Having learned all this, I went along and had a closer look at the current Kindle License Agreement. There is some simply petrifying stuff on there. For starters, you don’t “own” Kindle books, you’re basically renting them.

Unless otherwise specified, Digital Content is licensed, not sold, to you by the Content Provider.

They can change the software on you whenever they like:

Automatic Updates. In order to keep your Software up-to-date, Amazon may automatically provide your Kindle or Other Device with updates/upgrades to the Software.

That is how a totalitarian state would go about confiscating books, if they wanted to. There is nothing in this agreement to stop Amazon from modifying the Kindle software to make it impossible for you to read any of your own files on the device. Such a step is not actually forbidden to them by this agreement; they are under no obligation to protect any data you might be storing on there. That’s not to say that there aren’t laws at least in some states that might allow you to sue for damages; I’m just saying, there isn’t any promise made by Amazon to protect your data or preserve its readability.

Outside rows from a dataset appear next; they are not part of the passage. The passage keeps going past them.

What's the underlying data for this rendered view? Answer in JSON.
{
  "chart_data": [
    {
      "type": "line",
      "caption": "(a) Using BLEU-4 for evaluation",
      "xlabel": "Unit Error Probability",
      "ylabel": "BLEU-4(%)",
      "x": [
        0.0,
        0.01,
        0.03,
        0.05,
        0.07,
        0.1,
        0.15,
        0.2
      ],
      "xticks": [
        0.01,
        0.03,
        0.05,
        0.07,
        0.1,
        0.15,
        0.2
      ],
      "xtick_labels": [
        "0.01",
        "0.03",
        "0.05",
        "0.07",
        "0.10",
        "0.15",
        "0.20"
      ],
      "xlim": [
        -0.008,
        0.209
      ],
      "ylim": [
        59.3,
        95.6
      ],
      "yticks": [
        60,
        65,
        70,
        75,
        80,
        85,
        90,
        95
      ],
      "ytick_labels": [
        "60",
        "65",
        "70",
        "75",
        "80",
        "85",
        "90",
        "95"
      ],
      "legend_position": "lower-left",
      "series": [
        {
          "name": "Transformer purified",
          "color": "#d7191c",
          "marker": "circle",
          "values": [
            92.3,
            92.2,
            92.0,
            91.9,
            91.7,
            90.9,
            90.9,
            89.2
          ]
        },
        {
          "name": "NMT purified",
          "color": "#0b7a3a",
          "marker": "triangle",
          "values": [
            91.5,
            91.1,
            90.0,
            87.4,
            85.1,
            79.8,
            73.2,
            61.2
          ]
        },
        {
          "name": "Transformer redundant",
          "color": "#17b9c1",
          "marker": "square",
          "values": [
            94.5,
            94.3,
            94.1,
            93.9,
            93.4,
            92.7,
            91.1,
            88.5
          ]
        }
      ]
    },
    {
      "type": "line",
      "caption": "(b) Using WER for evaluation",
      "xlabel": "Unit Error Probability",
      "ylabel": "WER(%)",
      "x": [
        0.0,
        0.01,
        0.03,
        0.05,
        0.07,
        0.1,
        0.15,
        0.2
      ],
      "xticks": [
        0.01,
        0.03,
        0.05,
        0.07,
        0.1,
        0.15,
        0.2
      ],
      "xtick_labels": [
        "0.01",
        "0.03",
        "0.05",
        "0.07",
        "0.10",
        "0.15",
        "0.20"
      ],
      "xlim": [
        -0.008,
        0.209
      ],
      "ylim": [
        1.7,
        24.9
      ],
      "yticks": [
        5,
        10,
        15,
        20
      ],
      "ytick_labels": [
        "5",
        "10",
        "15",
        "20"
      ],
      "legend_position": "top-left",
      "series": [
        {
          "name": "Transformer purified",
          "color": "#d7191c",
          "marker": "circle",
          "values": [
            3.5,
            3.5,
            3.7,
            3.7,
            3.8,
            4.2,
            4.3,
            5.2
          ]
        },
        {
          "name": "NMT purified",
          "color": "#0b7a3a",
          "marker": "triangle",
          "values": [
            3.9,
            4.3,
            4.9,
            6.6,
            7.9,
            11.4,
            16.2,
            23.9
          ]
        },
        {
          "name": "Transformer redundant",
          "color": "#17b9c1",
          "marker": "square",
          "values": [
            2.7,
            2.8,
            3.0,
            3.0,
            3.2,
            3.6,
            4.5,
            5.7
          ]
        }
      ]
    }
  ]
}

They can also change the terms of the deal or simply shut down Kindle service entirely, anytime they like:

Changes to Service. We may modify, suspend, or discontinue the Service, in whole or in part, at any time.

Or they might decide to shut your account down:

Termination. Your rights under this Agreement will automatically terminate if you fail to comply with any term of this Agreement. In case of such termination, you must cease all use of the Software, and Amazon may immediately revoke your access to the Service or to Digital Content without refund of any fees. Amazon’s failure to insist upon or enforce your strict compliance with this Agreement will not constitute a waiver of any of its rights.

Keep in mind these are your books that you bought or collected. Can you imagine a bookseller or publisher asserting rights over the contents of your bookshelves in your house? That’s basically what we’re talking about, here. 

There’s much more at the link.  Sticking with paper, thank you so very much, at least until giving money to an enterprise for a book means I get to keep the damned thing no matter what.